Читаем без скачивания Война: Журналист. Рота. Если кто меня слышит (сборник) - Борис Подопригора
Шрифт:
Интервал:
Закладка:
Пахоменко задержал Андрея ненадолго – сунул ему тайком за пазуху отличный виски «Джонни Уокер», шепнув на ухо:
– Это от меня лично, переводяга…
До сих пор Андрей держался нормально, но когда референт назвал его переводягой, словно признал его официальное принятие в клан, в глазах защипало, он шмыгнул носом и поторопился уйти, чтобы не позориться слезами…
Бутылку виски он вскрыл, еще не дойдя до своей комнаты, и выхлебал на лестнице грамм двести прямо из горла, потом выкурил сигарету на террасе, постарался успокоиться и наконец постучал в дверь, из-под которой выбивалась узенькая полосочка света. Стало быть, Илья был дома.
Новоселов открыл сразу, как будто ждал этого стука, глянул Андрею в лицо, все понял, обнял, не говоря ни слова, затащил в комнату, помог раздеться (Обнорского качало, словно на палубе корабля в пятибалльный шторм) и повел в душ…
В ту ночь Андрей первый раз в Йемене напился до полной потери памяти – утром он не мог вспомнить, что делал и о чем говорил с Ильей, на все вопросы Новоселов только невесело улыбался. Из пикантных подробностей упомянул лишь то обстоятельство, что Андрей, оказывается, перед тем как заснуть, слезно умолял его не гасить свет в комнате, «иначе они придут»… Кроме того, Новоселов, усмехнувшись, вынул из шкафа ПМ Обнорского (автомат и гранаты Андрей оставил в бригаде) и, протягивая пистолет хозяин у, сказал:
– Держи, спрячь куда-нибудь… Ты вчера им махать пытался, пришлось изъять. Так что теперь мы с тобой квиты – у дураков мысли сходятся…
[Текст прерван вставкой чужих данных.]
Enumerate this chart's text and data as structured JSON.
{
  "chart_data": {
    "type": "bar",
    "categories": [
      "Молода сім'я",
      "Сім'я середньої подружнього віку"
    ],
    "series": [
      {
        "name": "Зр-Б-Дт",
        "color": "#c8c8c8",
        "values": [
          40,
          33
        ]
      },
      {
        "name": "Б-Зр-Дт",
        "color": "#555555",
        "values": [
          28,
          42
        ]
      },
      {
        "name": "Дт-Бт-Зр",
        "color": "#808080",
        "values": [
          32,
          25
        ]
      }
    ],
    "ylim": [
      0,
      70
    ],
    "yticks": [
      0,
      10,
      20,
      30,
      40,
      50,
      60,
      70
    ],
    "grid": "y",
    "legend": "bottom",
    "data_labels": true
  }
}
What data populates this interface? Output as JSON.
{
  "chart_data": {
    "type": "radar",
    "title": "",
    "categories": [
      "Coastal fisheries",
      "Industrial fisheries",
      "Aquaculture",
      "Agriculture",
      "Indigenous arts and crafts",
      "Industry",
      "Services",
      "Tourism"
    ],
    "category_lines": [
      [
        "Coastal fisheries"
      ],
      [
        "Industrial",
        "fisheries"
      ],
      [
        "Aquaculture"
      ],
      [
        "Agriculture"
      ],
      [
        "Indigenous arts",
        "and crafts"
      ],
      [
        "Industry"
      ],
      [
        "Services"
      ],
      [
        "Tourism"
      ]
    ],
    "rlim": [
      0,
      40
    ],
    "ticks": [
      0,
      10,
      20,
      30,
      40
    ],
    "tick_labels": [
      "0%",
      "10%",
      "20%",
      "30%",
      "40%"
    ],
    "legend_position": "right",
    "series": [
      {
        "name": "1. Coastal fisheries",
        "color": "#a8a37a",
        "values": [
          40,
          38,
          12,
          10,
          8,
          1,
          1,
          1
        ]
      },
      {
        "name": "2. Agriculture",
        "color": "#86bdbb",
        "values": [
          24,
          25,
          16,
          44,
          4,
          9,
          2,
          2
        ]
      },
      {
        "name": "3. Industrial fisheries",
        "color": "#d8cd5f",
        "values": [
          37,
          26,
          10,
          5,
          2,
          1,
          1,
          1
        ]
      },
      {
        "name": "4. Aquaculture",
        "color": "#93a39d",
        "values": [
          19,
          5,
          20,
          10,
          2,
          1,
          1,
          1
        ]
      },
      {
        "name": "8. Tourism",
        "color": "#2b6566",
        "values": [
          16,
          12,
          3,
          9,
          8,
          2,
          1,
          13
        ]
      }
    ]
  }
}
В отличие от Ильи, не задававшего никаких вопросов, пришедший в гости днем Царьков пригласил Обнорского на прогулку берегом (Тарик находился метрах в семистах от океана) и промурыжил почти два часа. От его вопросов и своих ответов Андрею снова безумно захотелось выпить, что он и сделал, как только вернулся в комнату. К вечеру он уже хорошо поднажрался, начал потихоньку оттаивать и даже смог, несмотря на запрет генерала и собственное нежелание вспоминать, более-менее связно рассказать Илье свои приключения, давясь время от времени нехорошим истерическим смешком, порой очень напоминавшим рыдание… Новоселов старался пить поменьше – нехорошо, когда невменяемы оба, – но под конец тоже накушался изрядно, к тому же в гости нагрянули Цыганов с Гридичем и Арменом Петросовым, переводчиком с острова Перим. Короче, наутро Обнорский вновь не мог вспомнить, чем закончился вечер, и, что самое печальное, никто из участников пьянки помочь ему не мог – Цыганов авторитетно пояснил, когда все сползлись к ним в комнату опохмеляться:
– Здесь климат такой – начисто память отшибает. Не переживай, Палестинец, скоро привыкнешь…
Несмотря на то что запасы алкоголя вроде бы были солидными, к середине третьего дня общего запоя ни у кого ничего не осталось, а поправить организмы требовалось безотлагательно, потому что, как справедливо выразился Володька Гридич, допивая последнюю банку финского «Коффа», «сердце пивом не обманешь».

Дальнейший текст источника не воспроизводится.